Aleksei Pridorozhni

Personal information
- Born: 27 August 1981 (age 44) Surgut, Russia

Chess career
- Country: Russia
- Title: Grandmaster (2011)
- FIDE rating: 2477 (July 2026)
- Peak rating: 2602 (November 2019)

= Aleksei Pridorozhni =

Russian chess grandmaster (born 1981)

Aleksei Vladimirovich Pridorozhni (born 27 August 1981) is a Russian chess player. He was awarded the title of Grandmaster by FIDE in 2011.

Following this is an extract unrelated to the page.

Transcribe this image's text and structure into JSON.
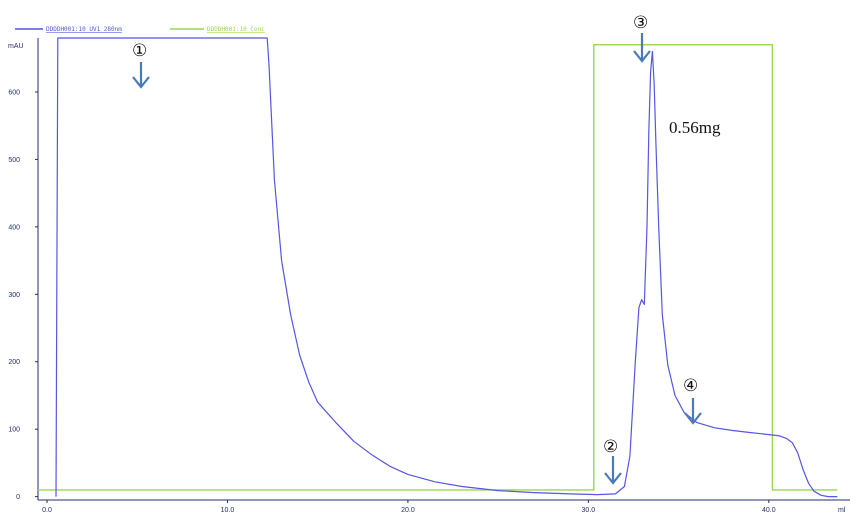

Born in Surgut, Pridorozhni competed in the FIDE World Cup in 2005, 2007, 2009, 2011, and 2019. He was eliminated in the first round on each occasion. He won the A2 group of the Aeroflot Open in 2010 edging out Igor Glek, Semen Dvoirys, Sergey Pavlov, and Mikhail Panarin on tiebreak score. In the same year Pridorozhni participated in the 39th Chess Olympiad, held in Khanty-Mansiysk, playing for Team Russia 3, and in the European Club Cup, playing for Team Yugra, which won the silver medal. In 2016 he won the Rashid Nezhmetdinov Memorial tournament in Kazan with a score of 8 points out of 9. Pridorozhni won the Russian Rapid Chess Championship of 2019.